Comments: Journalist Susan Bourette worked undercover at a slaughterhouse for an exposé on meat processing and came out a committed vegetarian – which lasted for about five weeks. Dissatisfied with tofu and lentils, she began her quest for the perfect meat – one she could enjoy without guilt.

She went on a series of meat-centric field trips, all giving different perspectives on the conflicting, often overlapping, issues of a meat-consuming culture, including production, the environment, society, morality, economics, and politics.

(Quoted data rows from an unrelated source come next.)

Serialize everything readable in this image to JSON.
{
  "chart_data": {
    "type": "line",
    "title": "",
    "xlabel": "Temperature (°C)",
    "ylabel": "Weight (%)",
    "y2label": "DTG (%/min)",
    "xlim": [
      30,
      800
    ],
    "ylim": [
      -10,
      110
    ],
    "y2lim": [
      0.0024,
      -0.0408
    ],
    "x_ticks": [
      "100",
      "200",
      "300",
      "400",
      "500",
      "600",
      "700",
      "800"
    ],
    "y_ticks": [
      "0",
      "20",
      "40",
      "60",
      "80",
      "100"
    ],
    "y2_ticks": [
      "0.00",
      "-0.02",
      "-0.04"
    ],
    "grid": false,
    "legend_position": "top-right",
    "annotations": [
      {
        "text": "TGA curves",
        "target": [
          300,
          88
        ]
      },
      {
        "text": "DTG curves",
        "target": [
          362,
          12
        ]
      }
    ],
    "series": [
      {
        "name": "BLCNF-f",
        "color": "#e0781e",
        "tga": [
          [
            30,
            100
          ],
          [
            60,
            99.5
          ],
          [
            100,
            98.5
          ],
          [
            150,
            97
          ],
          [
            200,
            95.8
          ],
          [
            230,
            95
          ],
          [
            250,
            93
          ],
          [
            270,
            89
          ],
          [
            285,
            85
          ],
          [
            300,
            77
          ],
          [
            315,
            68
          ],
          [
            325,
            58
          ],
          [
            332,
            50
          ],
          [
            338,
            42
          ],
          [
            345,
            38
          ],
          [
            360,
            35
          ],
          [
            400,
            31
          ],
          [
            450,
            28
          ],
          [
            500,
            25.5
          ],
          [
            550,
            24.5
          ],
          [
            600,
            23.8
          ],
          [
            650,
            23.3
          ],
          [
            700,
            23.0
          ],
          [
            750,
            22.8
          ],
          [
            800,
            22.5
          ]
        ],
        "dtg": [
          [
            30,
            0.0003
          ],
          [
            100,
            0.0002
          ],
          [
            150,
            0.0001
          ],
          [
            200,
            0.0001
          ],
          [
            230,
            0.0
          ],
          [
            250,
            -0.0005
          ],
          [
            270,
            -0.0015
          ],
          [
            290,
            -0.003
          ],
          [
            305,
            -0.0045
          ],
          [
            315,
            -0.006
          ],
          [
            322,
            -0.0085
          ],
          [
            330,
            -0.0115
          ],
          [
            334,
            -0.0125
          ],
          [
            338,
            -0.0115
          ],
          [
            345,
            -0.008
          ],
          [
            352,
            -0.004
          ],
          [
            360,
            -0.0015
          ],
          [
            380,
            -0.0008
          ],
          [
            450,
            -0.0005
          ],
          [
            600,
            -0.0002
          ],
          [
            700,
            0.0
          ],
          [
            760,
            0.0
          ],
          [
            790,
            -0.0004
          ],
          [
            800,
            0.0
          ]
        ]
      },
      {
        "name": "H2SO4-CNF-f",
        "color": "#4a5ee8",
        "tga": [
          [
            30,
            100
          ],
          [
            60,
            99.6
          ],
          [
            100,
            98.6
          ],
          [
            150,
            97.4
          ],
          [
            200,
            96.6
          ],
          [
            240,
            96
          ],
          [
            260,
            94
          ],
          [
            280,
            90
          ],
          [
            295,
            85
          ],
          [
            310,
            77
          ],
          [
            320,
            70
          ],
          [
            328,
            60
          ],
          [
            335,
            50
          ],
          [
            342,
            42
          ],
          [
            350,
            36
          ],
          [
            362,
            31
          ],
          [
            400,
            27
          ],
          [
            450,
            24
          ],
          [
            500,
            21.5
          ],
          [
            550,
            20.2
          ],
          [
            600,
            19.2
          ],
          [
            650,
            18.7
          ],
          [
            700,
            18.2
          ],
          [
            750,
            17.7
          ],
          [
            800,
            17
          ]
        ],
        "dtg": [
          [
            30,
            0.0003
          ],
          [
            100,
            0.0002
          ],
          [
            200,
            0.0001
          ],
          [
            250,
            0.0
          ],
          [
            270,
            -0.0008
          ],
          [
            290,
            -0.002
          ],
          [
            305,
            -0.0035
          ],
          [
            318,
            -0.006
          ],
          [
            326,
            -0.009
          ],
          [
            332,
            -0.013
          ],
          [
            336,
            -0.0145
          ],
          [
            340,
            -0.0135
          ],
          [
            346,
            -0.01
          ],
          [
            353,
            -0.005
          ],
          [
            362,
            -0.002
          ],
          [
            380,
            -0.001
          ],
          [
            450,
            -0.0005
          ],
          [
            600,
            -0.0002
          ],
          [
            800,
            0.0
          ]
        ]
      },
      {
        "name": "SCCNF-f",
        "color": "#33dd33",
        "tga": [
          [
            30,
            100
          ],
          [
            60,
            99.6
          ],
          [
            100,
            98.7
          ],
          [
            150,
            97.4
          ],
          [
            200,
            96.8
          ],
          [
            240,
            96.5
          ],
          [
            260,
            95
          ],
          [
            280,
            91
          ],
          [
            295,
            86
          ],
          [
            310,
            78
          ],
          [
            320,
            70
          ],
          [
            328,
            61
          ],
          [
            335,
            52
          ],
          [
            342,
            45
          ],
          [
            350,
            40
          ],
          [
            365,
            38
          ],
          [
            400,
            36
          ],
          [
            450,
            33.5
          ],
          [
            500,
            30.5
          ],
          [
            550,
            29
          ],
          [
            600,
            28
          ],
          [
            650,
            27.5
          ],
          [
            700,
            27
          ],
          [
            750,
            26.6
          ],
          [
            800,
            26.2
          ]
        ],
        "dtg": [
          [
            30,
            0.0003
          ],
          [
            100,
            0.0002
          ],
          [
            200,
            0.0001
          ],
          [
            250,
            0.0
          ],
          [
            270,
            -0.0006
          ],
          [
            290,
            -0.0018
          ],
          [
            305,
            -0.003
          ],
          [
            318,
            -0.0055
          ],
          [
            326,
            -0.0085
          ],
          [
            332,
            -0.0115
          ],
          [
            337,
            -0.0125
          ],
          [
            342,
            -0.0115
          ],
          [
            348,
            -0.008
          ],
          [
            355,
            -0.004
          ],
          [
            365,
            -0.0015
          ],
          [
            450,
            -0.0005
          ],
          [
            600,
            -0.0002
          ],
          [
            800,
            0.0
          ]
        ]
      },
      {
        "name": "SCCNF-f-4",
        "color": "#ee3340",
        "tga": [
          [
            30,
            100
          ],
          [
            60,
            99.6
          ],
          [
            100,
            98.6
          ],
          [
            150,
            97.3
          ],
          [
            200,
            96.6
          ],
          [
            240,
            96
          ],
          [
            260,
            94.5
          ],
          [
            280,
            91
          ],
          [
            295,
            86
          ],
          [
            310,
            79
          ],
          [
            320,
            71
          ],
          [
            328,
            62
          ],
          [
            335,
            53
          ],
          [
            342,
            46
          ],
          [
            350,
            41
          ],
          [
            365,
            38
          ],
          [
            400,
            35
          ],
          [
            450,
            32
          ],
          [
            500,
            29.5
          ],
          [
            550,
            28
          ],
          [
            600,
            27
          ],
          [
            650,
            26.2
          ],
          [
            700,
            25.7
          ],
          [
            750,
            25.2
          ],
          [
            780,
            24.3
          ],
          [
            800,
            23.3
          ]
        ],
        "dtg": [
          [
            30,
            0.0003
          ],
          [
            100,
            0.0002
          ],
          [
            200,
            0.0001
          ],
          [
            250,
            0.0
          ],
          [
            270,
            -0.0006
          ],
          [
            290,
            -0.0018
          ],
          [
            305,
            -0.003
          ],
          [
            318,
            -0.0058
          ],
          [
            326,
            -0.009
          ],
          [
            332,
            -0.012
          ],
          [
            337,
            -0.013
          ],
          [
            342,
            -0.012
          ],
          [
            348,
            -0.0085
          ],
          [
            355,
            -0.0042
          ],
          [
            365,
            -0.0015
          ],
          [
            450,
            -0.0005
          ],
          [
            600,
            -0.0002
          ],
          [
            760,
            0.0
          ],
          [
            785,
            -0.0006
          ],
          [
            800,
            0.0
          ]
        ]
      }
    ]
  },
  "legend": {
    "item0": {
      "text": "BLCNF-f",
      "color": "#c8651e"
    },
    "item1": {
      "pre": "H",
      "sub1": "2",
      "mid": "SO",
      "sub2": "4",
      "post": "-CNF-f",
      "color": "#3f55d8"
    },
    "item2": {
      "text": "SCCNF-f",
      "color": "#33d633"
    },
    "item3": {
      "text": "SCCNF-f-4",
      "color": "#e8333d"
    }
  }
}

Chapter by chapter, Bourette takes readers first to the slaughterhouse, then:

  • behind the counter of a boutique Greenwich Village butcher shop
  • on a whale hunt with the Inupiat in Alaska
  • for a long, hot spell on a Texas cattle ranch
  • on a moose hunt in Newfoundland
  • to the bucolic setting of New York's Blue Hill farm
  • in the kitchen in one of the busiest steakhouses in Houston
  • to a meeting of the raw meat (well, raw everything) movement
  • to the community production of boudin in Louisiana Cajun country
  • and finally to her family's Thanksgiving table

With more than a dose of humor, lots of fascinating information, and a whisper or two of more graphic information than absolutely necessary, Bourette (in a long-term relationship with a committed vegetarian), resolves to keep eating meat as a "compassionate carnivore." To do it in good conscience, she realizes she has to have a "radical overhaul" of her shopping and consumption habits – eating less meat and better meat, supporting the small farmer and not the factory farm, and eating organic and pasture-raised meat as often as possible. At the end of a year of travel, research, tasting, and writing, she finds she can have her meat and eat it, too.